Pourquoi les femmes développent-elles plus souvent des oignons ? Causes, facteurs de risque et prévention

Image d'illustration. Pieds jambes massageADN
Les oignons touchent davantage les femmes que les hommes, en raison de plusieurs facteurs anatomiques et comportementaux. Comprendre leurs causes, repérer les risques associés et adopter des mesures préventives permet de limiter l’apparition de ces déformations du pied.
Tl;dr
- Les oignons touchent jusqu’à 23 % des adultes.
- Femmes plus exposées à cause de l’anatomie et des chaussures.
- Non traités, ils entraînent douleurs et déformations du pied.
Des chiffres frappants sur une déformation fréquente
On estime aujourd’hui que près de 23 % des adultes sont concernés par les oignons, ou « hallux valgus » selon le terme médical. Ce chiffre grimpe même jusqu’à une personne sur trois dans certaines études. Si tout le monde peut en souffrir, la disproportion chez les femmes est saisissante : elles représentent environ 85 % des interventions chirurgicales liées à cette affection, étant entre deux et dix fois plus touchées que les hommes.

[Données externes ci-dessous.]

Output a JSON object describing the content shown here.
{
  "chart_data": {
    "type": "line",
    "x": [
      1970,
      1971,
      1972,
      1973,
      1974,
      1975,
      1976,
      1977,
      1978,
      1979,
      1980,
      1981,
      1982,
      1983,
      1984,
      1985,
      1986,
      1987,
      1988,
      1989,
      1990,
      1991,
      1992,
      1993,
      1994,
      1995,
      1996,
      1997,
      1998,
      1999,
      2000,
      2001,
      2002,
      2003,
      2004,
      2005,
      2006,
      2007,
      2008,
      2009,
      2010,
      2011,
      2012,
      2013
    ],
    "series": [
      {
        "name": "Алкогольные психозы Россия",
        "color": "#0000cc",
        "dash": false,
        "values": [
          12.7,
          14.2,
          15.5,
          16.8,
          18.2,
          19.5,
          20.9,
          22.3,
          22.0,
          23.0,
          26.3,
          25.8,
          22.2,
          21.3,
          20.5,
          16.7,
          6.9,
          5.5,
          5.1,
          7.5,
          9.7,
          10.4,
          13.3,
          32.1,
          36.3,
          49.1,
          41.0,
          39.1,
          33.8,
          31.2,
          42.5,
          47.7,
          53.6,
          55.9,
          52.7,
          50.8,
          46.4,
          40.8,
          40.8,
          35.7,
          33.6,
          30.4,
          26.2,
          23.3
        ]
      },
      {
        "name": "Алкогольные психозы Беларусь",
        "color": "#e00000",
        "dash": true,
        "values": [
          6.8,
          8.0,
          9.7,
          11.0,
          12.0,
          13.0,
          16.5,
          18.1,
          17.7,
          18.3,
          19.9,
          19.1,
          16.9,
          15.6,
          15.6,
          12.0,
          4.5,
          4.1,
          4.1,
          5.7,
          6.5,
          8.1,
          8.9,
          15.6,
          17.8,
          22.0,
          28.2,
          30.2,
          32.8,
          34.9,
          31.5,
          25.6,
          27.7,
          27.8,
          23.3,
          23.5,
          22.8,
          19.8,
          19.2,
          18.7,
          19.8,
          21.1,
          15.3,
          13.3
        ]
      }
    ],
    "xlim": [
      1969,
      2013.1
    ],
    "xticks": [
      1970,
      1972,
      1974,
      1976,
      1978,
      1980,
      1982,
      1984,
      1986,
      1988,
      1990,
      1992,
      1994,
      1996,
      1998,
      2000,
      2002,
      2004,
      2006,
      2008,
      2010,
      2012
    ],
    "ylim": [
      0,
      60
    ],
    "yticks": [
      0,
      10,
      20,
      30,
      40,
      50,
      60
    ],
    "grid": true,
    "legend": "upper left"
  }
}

L’oignon : comprendre l’origine du problème
Mais concrètement, qu’est-ce qu’un oignon ? Il s’agit d’une déformation osseuse à la base du gros orteil : le premier métatarsien part vers l’extérieur tandis que le gros orteil se rapproche du second, élargissant l’avant-pied et créant une bosse rouge, souvent douloureuse. Sur le long terme, des complications telles que la bursite ou l’arthrite peuvent apparaître.
La genèse de ce phénomène reste floue. Les chercheurs évoquent plusieurs causes potentielles :
- Prédisposition héréditaire
- Lésions ou stress répétés sur les pieds
- Anomalies congénitales
S’y ajoutent les débats autour des chaussures : certains spécialistes incriminent les modèles serrés ou à talons hauts – qui accentueraient la pression et la déviation –, d’autres estiment que ces choix n’aggraveraient qu’une tendance préexistante. Les pathologies inflammatoires comme la polyarthrite rhumatoïde entrent également en jeu.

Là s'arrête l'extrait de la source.